According to the DCCA (Dutch Crop Circle Archive), these cannot possibly be
the work of man. Nevertheless, the Dutch distribution division of Buena
Vista denies that there is any connection between these events and the
upcoming film "Signs", due to be released in Holland next month. (And let's
be honest, how could there be, unless they have aliens working inside their
PR department?) You're probably wiser staying out of the fields this month.

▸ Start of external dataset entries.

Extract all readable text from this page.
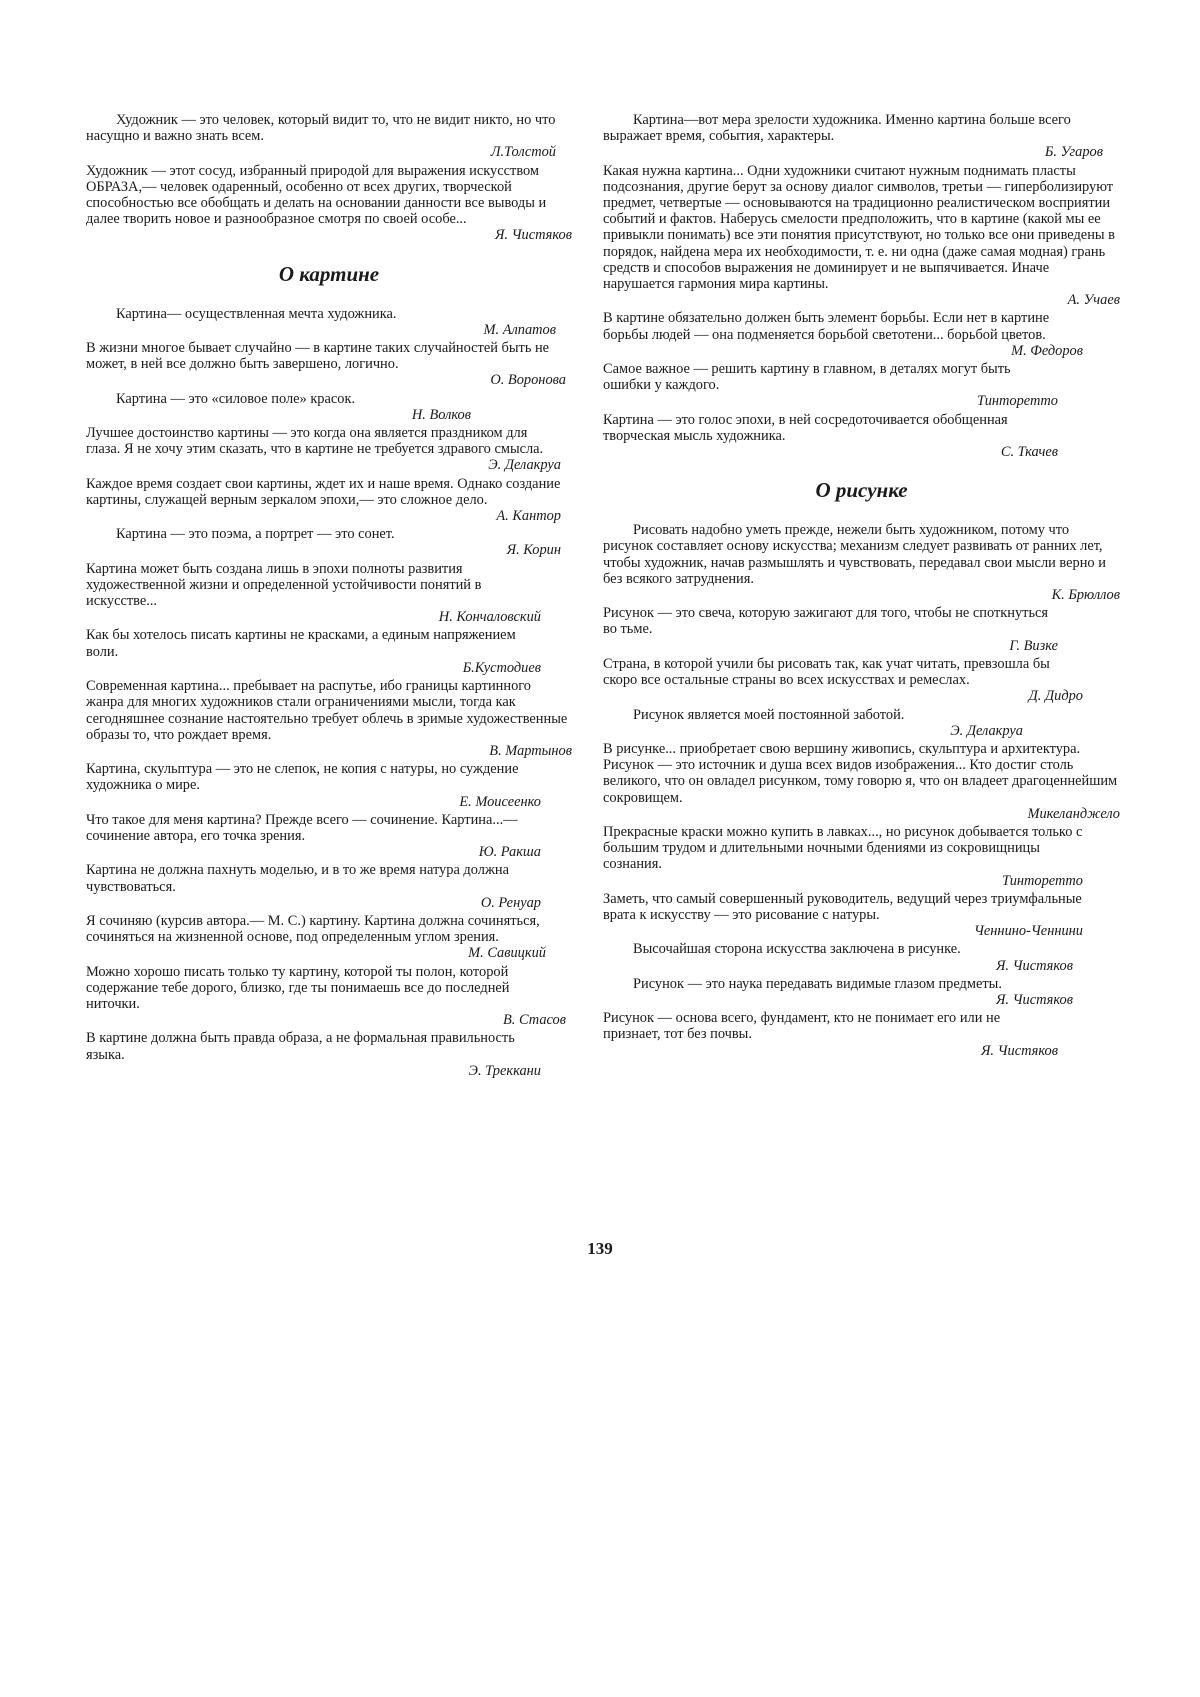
Художник — это человек, который видит то, что не видит никто, но что насущно и важно знать всем.

Л.Толстой

Художник — этот сосуд, избранный природой для выражения искусством ОБРАЗА,— человек одаренный, особенно от всех других, творческой способностью все обобщать и делать на основании данности все выводы и далее творить новое и разнообразное смотря по своей особе...

Я. Чистяков
О картине

Картина— осуществленная мечта художника.

М. Алпатов

В жизни многое бывает случайно — в картине таких случайностей быть не может, в ней все должно быть завершено, логично.

О. Воронова

Картина — это «силовое поле» красок.

Н. Волков

Лучшее достоинство картины — это когда она является праздником для глаза. Я не хочу этим сказать, что в картине не требуется здравого смысла.

Э. Делакруа

Каждое время создает свои картины, ждет их и наше время. Однако создание картины, служащей верным зеркалом эпохи,— это сложное дело.

А. Кантор

Картина — это поэма, а портрет — это сонет.

Я. Корин

Картина может быть создана лишь в эпохи полноты развития художественной жизни и определенной устойчивости понятий в искусстве...

Н. Кончаловский

Как бы хотелось писать картины не красками, а единым напряжением воли.

Б.Кустодиев

Современная картина... пребывает на распутье, ибо границы картинного жанра для многих художников стали ограничениями мысли, тогда как сегодняшнее сознание настоятельно требует облечь в зримые художественные образы то, что рождает время.

В. Мартынов

Картина, скульптура — это не слепок, не копия с натуры, но суждение художника о мире.

Е. Моисеенко

Что такое для меня картина? Прежде всего — сочинение. Картина...— сочинение автора, его точка зрения.

Ю. Ракша

Картина не должна пахнуть моделью, и в то же время натура должна чувствоваться.

О. Ренуар

Я сочиняю (курсив автора.— М. С.) картину. Картина должна сочиняться, сочиняться на жизненной основе, под определенным углом зрения.

М. Савицкий

Можно хорошо писать только ту картину, которой ты полон, которой содержание тебе дорого, близко, где ты понимаешь все до последней ниточки.

В. Стасов

В картине должна быть правда образа, а не формальная правильность языка.

Э. Треккани

Картина—вот мера зрелости художника. Именно картина больше всего выражает время, события, характеры.

Б. Угаров

Какая нужна картина... Одни художники считают нужным поднимать пласты подсознания, другие берут за основу диалог символов, третьи — гиперболизируют предмет, четвертые — основываются на традиционно реалистическом восприятии событий и фактов. Наберусь смелости предположить, что в картине (какой мы ее привыкли понимать) все эти понятия присутствуют, но только все они приведены в порядок, найдена мера их необходимости, т. е. ни одна (даже самая модная) грань средств и способов выражения не доминирует и не выпячивается. Иначе нарушается гармония мира картины.

А. Учаев

В картине обязательно должен быть элемент борьбы. Если нет в картине борьбы людей — она подменяется борьбой светотени... борьбой цветов.

М. Федоров

Самое важное — решить картину в главном, в деталях могут быть ошибки у каждого.

Тинторетто

Картина — это голос эпохи, в ней сосредоточивается обобщенная творческая мысль художника.

С. Ткачев
О рисунке

Рисовать надобно уметь прежде, нежели быть художником, потому что рисунок составляет основу искусства; механизм следует развивать от ранних лет, чтобы художник, начав размышлять и чувствовать, передавал свои мысли верно и без всякого затруднения.

К. Брюллов

Рисунок — это свеча, которую зажигают для того, чтобы не споткнуться во тьме.

Г. Визке

Страна, в которой учили бы рисовать так, как учат читать, превзошла бы скоро все остальные страны во всех искусствах и ремеслах.

Д. Дидро

Рисунок является моей постоянной заботой.

Э. Делакруа

В рисунке... приобретает свою вершину живопись, скульптура и архитектура. Рисунок — это источник и душа всех видов изображения... Кто достиг столь великого, что он овладел рисунком, тому говорю я, что он владеет драгоценнейшим сокровищем.

Микеланджело

Прекрасные краски можно купить в лавках..., но рисунок добывается только с большим трудом и длительными ночными бдениями из сокровищницы сознания.

Тинторетто

Заметь, что самый совершенный руководитель, ведущий через триумфальные врата к искусству — это рисование с натуры.

Ченнино-Ченнини

Высочайшая сторона искусства заключена в рисунке.

Я. Чистяков

Рисунок — это наука передавать видимые глазом предметы.

Я. Чистяков

Рисунок — основа всего, фундамент, кто не понимает его или не признает, тот без почвы.

Я. Чистяков
139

I don't know about you folks, but I prefer to go into the cinema to blow my
nodes.
- Remember the teaming of Irish actor Liam Neeson with his wife, English
actress Natasha Richardson, in the Jody Foster film "Nell"? No? Well, the
couple has been searching for another viable vehicle to work on together and
have finally come up with the gothic thriller "Asylum", based on a novel of
the same name by Patrick McGrath. Focusing on a taboo love affair that
develops in a mental asylum in 1950s England, Richardson will play the wife
of a superintendent at a mental hospital whose loneliness drives her to
develop a relationship with an artist who killed his wife and was declared
insane. An intense, character driven piece, the film, to be directed by
David Mackenzie, is scheduled to begin shooting next spring.
- 911 will live in everyone's minds for a long time to come. The six
designs handed in by architects for a memorial have met with disapproval
from a specific segment of the public (who allegedly would rather see space
utilized for housing and real estate). Could these people be real estate
developers? We must await future reports on this. Another memorial,
however, and this one to the victims of the Great Famine in Ireland has been
formally opened in New York's Battery Park recently. President Mary
McAleese was guest of honor at the ceremony for the unveiling of the
creation by American artist Brian Tolle who has used the quarter acre
available to him to recreate a corner of rural Co. Mayo, complete with the
reconstructed remains of a cottage from Attymass. A little part of Ireland
in NY: turn west by Battery Park, Lower Manhattan and you will be transported
into a small, rocky green field with rushes, stone walls and a ruined
cottage. Almost a million Irish people immigrated to New York in the years
around the Famine and many of their descendants were in attendance at the
recent opening ceremony. A gift from the Irish people (or more specifically
the Slack family in Co. Mayo on whose land the cottage originally stood)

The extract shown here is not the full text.